What do I do? Unless absolutely pressed for space, I'll choose the side-by-side format. If the trace height above the nearest plane is H, I will set the trace separation at about 4H. That yields only 6 percent crosstalk, so the nearby trace has about a 6 percent effect on the overall differential impedance. I will instruct my layout person to keep these traces generally near each other, but permit them to separate from time to time as needed to go around obstacles. I insist that they be equal in length, with a difference in delay no greater than about 1/10 of the signal rise/fall time.
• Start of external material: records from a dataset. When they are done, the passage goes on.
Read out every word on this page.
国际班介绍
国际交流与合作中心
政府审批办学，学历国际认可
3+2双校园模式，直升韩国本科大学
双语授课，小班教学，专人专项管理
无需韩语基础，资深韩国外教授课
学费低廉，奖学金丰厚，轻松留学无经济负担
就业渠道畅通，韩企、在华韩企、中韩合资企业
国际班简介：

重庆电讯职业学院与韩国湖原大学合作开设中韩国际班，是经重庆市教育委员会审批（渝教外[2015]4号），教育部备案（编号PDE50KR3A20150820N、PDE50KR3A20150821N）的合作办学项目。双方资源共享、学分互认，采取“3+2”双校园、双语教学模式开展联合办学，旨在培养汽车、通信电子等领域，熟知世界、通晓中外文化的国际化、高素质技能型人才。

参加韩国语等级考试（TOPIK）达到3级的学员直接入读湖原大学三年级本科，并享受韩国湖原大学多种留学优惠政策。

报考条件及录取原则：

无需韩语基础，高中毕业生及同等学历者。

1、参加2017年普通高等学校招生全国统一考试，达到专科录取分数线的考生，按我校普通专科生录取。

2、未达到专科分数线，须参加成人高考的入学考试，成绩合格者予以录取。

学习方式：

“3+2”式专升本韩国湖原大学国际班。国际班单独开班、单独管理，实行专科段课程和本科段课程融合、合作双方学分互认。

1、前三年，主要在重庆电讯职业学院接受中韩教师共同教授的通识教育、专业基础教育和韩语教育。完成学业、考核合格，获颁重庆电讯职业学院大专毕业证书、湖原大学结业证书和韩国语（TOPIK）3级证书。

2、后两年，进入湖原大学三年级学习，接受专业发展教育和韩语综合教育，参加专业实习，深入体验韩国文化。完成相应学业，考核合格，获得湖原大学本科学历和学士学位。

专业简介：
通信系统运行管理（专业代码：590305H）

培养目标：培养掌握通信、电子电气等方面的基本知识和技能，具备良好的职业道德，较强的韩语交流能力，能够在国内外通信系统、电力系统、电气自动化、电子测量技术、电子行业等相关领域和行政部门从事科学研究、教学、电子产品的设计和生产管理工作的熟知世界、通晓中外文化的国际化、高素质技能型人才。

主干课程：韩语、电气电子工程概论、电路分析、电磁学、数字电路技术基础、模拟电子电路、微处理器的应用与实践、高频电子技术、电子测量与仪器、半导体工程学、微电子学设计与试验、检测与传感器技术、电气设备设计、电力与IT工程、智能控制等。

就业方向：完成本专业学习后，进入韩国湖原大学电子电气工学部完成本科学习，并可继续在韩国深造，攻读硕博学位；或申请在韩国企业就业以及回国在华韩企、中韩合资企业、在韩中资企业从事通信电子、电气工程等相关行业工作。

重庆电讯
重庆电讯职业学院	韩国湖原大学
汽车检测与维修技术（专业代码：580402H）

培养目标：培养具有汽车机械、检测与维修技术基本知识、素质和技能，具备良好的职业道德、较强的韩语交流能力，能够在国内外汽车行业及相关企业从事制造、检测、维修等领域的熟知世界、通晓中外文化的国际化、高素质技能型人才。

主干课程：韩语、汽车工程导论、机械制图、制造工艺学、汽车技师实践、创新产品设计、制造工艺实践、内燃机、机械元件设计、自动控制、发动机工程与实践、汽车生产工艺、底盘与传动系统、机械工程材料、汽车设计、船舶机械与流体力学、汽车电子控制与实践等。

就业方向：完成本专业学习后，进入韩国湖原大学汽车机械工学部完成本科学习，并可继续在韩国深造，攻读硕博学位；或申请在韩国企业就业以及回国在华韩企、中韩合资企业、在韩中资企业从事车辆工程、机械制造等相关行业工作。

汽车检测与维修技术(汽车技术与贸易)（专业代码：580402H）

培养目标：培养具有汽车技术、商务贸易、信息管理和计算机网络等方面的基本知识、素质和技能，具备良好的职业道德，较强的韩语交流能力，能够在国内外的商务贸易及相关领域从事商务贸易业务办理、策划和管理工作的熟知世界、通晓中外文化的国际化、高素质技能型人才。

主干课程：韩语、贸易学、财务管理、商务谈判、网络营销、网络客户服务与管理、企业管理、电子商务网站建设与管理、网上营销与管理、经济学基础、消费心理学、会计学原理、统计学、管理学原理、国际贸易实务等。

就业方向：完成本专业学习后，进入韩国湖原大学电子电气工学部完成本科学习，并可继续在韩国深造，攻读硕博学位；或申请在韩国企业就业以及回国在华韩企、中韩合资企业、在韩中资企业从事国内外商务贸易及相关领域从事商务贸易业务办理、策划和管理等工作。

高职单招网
If you use the over/under format you should know that there is a subtle asymmetry built into this configuration. The distance from the top surface of the board down to the bottom trace is greater than for the top trace, and also any return currents associated with the bottom ground plane have to find nearby vias to provide pathways back to the top surface. The net effect is that the bottom trace has some extra delay built in at the endpoints. To minimize this problem, make sure you put a number of ground vias near the point where the signals originate. I've heard reports of additional bottom trace delays in the range of 100 ps (in that particular design, at each end of the line, the return current had to divert about 0.16 inch out of its way, and then come back, giving a total additional delay of 0.14*2*(180 ps/inch) at each end). If 100 ps matters to you, then either put the vias closer, or don't use the over/under format.